Thirteen patients in the sub-acute phase of ischemic subcortical stroke with motor symptoms completed the longitudinal study, being evaluated within 20 days and after 40, 60 and 180 days after stroke onset. For each time-point, EEG cortical activity evoked by single TMS pulses was assessed over the motor and parietal cortex of the affected and unaffected hemisphere. We evaluated global TMS-evoked activity and TMS-evoked oscillations in different frequency bands. These measurements were paralleled with clinical and behavioral assessment.

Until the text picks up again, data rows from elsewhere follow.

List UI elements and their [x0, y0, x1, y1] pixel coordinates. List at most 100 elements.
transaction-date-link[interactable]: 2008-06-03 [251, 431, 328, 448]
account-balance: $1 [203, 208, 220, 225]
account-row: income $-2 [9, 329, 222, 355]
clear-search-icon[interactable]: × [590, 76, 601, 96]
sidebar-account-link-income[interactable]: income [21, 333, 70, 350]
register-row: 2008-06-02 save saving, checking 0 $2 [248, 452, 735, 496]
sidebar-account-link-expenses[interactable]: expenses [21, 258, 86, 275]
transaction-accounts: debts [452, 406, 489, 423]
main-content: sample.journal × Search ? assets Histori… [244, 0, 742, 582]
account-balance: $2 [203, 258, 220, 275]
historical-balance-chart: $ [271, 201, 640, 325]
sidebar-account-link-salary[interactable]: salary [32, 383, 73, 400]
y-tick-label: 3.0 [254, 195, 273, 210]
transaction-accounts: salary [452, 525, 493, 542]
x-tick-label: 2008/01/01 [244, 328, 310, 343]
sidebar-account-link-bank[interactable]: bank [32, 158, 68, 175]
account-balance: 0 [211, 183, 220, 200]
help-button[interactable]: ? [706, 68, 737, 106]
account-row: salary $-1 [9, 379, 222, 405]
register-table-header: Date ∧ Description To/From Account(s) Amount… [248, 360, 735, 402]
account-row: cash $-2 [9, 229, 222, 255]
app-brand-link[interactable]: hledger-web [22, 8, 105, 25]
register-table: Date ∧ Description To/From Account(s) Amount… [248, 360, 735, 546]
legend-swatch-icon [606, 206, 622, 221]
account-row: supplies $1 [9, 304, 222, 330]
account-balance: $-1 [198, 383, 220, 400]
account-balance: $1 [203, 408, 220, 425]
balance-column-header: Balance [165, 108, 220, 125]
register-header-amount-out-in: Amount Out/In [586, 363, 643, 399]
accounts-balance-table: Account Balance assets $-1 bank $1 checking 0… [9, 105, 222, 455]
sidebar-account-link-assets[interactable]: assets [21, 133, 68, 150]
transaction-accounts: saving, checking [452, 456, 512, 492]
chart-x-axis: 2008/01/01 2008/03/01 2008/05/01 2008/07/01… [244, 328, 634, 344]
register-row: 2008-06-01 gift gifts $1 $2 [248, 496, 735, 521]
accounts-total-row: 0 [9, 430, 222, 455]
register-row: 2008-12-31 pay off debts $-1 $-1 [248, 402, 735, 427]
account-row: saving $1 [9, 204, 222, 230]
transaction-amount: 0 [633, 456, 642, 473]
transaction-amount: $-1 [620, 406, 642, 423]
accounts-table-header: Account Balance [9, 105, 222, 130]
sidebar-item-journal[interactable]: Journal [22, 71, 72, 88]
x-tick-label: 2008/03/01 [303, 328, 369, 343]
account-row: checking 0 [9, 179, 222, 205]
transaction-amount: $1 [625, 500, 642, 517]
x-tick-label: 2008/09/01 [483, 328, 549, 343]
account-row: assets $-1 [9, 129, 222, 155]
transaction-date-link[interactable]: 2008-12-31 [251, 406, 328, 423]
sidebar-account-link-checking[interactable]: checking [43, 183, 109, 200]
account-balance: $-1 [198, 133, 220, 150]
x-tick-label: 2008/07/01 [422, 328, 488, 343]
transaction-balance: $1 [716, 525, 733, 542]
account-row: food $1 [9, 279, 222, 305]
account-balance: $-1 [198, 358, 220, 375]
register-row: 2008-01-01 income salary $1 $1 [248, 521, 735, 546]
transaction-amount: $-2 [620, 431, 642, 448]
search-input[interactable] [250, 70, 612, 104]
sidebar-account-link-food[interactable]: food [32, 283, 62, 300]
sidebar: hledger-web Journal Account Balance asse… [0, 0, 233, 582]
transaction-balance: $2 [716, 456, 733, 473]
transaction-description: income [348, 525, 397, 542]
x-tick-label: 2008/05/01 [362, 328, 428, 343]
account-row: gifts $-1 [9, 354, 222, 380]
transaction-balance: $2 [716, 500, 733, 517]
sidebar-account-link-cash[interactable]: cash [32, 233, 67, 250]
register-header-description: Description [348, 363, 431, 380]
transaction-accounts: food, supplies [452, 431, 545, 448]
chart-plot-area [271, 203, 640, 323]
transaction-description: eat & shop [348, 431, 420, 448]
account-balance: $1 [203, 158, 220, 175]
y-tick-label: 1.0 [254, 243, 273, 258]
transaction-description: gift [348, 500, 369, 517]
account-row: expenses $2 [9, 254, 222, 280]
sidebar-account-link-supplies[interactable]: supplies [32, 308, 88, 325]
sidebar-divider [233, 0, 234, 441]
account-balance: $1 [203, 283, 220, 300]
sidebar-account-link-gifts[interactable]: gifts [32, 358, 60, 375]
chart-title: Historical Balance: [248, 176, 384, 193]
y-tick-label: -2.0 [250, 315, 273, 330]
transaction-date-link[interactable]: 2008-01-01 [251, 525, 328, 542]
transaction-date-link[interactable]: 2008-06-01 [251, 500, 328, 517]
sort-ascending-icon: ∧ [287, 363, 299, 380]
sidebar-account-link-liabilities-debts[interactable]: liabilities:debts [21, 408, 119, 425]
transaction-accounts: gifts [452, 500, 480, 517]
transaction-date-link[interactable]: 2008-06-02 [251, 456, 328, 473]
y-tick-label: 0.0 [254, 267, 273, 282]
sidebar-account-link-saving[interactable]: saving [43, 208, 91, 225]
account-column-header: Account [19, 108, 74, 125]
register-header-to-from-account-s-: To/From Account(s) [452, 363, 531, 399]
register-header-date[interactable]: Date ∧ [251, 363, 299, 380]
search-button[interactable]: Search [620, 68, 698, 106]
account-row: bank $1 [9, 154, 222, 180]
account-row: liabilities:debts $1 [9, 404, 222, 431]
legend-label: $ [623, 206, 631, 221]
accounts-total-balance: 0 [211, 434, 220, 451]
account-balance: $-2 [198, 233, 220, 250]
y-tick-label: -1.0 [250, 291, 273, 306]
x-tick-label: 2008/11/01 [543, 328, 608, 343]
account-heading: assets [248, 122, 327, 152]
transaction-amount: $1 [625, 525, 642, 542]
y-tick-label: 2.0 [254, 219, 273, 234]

We found that motor cortical activity measured by TMS-EEG varied across time in the affected hemisphere. An increase of TMS-evoked activity was evident at 40 days after stroke onset. Moreover, stroke patients showed a significant increase in TMS-evoked alpha oscillations, as highlighted performing analysis in the time-frequency domain. Notably, these changes indicated that crucial mechanisms of cortical reorganization occur in this short-time window. These changes coincided with the clinical improvement. TMS-evoked alpha oscillatory activity recorded at baseline was associated to better functional recovery at 40 and 60 days' follow-up evaluations, suggesting that the power of the alpha rhythm can be considered a good predictor of motor recovery. This study demonstrates that cortical activity increases dynamically in the early phases of recovery after stroke in the affected hemisphere. These findings point to TMS-evoked alpha oscillatory activity as a potential neurophysiological markers of stroke recovery and could be helpful to determine the temporal window in which neuromodulation should be potentially able to drive neuroplasticity in an effective functional direction.